Search code examples
solrsolrcloud

Solr data beign indexed in all server[Sharding Mode]


I created three Solr cloud instances for sharding data across three instances and querying from those three instances. I created them using below commands

CMD:

solr.cmd start -c -s Node1 -p 8983
solr.cmd start -c -s Node2 -z localhost:9983 -p 8984
solr.cmd start -c -s Node3 -z localhost:9983 -p 8985

Then I created a collection which uses three shards and has a replication factor of 1.

CMD1:

solr.cmd create_collection -c tests -shards 3 replicationFactor 1

Then I index data into the collection using post jar using following command.

CMD2:

java -jar post.jar *.xml

There was 32 XML files in that location

As per my understanding the data will be split and indexed on all on the three Solr cloud instance.

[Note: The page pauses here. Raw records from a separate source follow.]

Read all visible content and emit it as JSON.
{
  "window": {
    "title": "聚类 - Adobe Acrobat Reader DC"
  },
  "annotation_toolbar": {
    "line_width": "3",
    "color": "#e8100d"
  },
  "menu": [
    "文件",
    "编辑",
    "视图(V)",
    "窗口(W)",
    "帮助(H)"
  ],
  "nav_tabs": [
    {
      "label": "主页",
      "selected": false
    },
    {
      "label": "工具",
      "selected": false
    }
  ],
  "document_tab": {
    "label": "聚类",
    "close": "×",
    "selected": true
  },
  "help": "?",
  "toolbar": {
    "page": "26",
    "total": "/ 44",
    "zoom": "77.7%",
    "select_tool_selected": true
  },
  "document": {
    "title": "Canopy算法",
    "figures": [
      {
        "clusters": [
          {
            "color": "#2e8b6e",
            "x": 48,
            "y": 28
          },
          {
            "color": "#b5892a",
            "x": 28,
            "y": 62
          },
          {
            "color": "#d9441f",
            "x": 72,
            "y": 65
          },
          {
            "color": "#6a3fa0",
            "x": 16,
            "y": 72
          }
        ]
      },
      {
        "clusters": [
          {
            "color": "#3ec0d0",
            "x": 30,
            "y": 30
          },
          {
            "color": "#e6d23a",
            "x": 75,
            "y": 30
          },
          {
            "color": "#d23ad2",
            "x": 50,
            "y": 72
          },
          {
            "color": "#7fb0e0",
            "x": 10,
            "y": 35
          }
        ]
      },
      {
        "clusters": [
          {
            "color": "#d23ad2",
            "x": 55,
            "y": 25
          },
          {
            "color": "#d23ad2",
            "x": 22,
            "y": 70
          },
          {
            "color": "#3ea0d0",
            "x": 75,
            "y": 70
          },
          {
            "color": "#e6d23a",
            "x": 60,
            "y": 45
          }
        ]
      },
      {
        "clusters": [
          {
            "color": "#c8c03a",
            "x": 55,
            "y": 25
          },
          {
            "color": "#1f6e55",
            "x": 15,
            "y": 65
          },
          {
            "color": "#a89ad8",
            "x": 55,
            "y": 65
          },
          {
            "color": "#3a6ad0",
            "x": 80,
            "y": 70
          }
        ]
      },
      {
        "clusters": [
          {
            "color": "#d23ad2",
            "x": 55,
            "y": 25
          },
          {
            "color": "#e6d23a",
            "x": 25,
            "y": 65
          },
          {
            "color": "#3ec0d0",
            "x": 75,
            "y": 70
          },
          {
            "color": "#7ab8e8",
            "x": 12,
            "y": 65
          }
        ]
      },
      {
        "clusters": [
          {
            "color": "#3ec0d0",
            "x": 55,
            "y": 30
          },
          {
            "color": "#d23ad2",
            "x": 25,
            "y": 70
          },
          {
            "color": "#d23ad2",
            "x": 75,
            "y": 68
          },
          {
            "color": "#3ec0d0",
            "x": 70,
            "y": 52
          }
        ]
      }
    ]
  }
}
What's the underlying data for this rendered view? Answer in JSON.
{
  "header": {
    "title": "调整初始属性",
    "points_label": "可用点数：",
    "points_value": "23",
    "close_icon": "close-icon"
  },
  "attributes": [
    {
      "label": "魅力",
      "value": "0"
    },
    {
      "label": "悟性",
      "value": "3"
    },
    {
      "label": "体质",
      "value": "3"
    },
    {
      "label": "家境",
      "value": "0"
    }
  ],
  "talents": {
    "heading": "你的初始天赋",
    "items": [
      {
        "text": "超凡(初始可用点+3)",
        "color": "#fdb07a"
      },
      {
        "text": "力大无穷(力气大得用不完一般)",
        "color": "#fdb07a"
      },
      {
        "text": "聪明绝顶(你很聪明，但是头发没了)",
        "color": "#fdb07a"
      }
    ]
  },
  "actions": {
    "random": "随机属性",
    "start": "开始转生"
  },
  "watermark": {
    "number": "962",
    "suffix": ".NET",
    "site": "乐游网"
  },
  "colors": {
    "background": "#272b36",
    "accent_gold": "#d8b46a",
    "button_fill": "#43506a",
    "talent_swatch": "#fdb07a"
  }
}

But what happened was 32 document was indexed on all the three instances.

I confirmed this by using following URLs

http://localhost:8984/solr/tests/select?indent=on&q=*:*&wt=json
http://localhost:8985/solr/tests/select?indent=on&q=*:*&wt=json
http://localhost:8983/solr/tests/select?indent=on&q=*:*&wt=json

Everything returned the same number of records.

And my understanding is the document will be split and indexed on all the three instances.

Since I want to index 3 billion documents into Solr and there is 2 billion hard limit in Solr. I wanted to make sure the they are splited and indexed in the three Solr instances.

let me know if have made any mistakes.

Versions.

Solr =6.1.0
Windows= 7

Solution

  • When you're querying /solr/tests, you're querying the tests collection. Behind the scenes Solr is fetching all the documents in that collection and returning them for you, from all the shards added to the collection.

    You've stumbled upon the idea behind a collection in Solr - regardless of which server you're querying, Solr is returning the result of the collection to you, including all documents added to that collection. The only difference in the three requests you're making, is which server is responsible for returning the result to the client and making the requests to fetch results from the other cores.

    If you want to explore the contents of a single core, these cores are named collectionname_shardX_replicaY. You can examine the current cluster state if you download the json file from the Zookeeper instance - this will show you exactly which shards are located where.

    You can also use the CoreAdmin API on a single node to examine which cores have been placed on that server. Be aware that you do NOT want to do any mutable actions through the CoreAdmin API when you're running in cloud mode.